1. Money matters
February 5, 2018

US markets set to remain skittish following their worst week in two years

The US markets are set to open down today after they suffered one of the worst weeks in two years.

The Dow Jones was down nearly 700 points (2.54 percent) on Friday, while the S&P 500 was down nearly 60 points (2.12 percent) and the Nasdaq lost 3.3 percent.

Last week was the first time since June 2016 that the Dow has fallen more than 500 points, in a one-day sell-off. The US stock market suffered a paper loss of $1.25trn last week, according to Wilshire Associates.

The sell-off happened amidst the US labour market achieving strong growth. A total of 200,000 new jobs were added in January, ahead of the 180,000 predicted. As well, the average hourly wage for private sector workers increased 2.9 percent, compared to the year before.

What was said:

Mike van Dulken, head of research at Accendo Markets, said in a note to clients:

“Calls for a negative start derive from Friday’s sharply lower close on Wall Street flowing into Asia last night, after the strongest US wage growth in over eight and a half years heightened fears of hotter inflation may push the US Federal Reserve to hike rates more [or] faster than expected.

“This added fuel to a bond market sell-off, pushing US 10 year Treasury bond yields closer to the magic three percent level (unseen since 2013) which will only increase borrowing costs for corporates following years of cheap financing, thus ushering equities further from recent highs.”
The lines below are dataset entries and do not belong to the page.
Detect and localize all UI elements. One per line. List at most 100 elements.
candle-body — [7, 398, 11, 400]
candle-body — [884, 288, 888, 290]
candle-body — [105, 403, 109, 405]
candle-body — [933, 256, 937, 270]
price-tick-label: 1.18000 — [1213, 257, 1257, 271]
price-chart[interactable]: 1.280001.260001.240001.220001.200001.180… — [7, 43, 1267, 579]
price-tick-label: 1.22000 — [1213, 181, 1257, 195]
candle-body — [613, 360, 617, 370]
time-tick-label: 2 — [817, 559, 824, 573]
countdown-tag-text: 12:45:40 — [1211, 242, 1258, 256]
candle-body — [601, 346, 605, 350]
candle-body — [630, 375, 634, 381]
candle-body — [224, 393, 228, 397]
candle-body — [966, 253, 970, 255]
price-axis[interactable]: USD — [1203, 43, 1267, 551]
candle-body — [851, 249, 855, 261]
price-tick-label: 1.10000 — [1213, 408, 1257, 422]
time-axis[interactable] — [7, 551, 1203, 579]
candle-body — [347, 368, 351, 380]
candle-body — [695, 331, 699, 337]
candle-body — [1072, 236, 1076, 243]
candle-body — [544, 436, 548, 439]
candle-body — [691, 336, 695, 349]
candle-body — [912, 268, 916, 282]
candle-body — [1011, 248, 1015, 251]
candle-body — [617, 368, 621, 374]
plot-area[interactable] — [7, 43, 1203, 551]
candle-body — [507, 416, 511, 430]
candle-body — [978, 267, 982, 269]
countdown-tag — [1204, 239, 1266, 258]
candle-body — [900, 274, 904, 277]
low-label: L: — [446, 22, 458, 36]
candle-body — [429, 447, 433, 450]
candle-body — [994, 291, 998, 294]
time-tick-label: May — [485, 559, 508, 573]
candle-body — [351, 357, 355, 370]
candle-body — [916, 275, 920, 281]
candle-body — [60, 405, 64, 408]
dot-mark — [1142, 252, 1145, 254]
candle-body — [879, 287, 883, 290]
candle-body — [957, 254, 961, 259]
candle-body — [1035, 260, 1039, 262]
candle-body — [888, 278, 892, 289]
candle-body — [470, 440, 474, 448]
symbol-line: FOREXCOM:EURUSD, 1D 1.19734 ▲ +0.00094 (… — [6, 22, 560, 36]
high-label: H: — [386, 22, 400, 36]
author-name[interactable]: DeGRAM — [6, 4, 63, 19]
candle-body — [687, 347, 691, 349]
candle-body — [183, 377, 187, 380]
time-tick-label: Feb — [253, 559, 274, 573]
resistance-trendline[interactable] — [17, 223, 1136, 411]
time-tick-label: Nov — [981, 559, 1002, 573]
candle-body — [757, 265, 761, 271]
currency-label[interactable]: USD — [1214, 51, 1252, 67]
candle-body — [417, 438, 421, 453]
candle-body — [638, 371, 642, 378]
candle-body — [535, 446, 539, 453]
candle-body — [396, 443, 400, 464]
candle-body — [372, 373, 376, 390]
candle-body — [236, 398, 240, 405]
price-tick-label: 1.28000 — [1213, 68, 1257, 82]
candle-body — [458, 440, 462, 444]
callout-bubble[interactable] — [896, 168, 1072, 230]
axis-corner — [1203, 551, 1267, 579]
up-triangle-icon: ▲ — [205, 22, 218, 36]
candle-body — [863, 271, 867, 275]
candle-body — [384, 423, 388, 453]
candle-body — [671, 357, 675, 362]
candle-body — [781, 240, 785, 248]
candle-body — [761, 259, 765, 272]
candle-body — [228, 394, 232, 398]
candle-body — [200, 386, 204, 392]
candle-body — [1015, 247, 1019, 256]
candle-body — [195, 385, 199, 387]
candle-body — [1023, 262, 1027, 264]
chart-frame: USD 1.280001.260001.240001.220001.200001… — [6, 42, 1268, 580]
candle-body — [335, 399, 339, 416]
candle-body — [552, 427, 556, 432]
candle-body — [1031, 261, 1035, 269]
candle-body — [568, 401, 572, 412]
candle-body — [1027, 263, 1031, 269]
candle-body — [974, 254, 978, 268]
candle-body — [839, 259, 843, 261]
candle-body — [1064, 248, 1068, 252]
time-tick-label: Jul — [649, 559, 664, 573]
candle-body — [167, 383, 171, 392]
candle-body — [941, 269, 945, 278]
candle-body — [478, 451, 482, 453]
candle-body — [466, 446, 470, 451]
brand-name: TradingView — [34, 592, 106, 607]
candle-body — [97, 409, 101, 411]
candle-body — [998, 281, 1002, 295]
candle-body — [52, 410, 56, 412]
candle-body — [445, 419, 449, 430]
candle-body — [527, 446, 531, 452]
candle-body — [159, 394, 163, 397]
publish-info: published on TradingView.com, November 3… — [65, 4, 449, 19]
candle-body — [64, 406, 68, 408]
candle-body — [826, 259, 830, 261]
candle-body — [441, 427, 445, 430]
Dulken also said its likely equities and bonds will fall further. Bond yields will continue to rise, increasing borrowing costs.

Why it matters:

Some of the biggest companies affected by last week’s sell-off include Apple, Visa, Exxon and Chevron. Apple had been enjoying a good week, following its strong results for 2017. Eyes will be on these companies to see how they recover this week.

Whatever happens in the US has an impact on the rest of the world. The FTSE 100 in London fell one percent this morning as a result of the growing volatility. More market volatility has been predicted for the rest of 2018.


The US job market has been growing steadily since 2010, but this puts pressure on companies. It’s likely they will have to put up prices, following the increase in monthly wage bills.

The US Federal Reserve will be wary of the inflationary spiral this can cause. This is why analysts are predicting the Fed will probably raise interest rates next month.

The meeting, set to take place on 21 March, will be the first to take place under the Fed’s new chairman Jerome Powell, following the departure of Janet Yellen.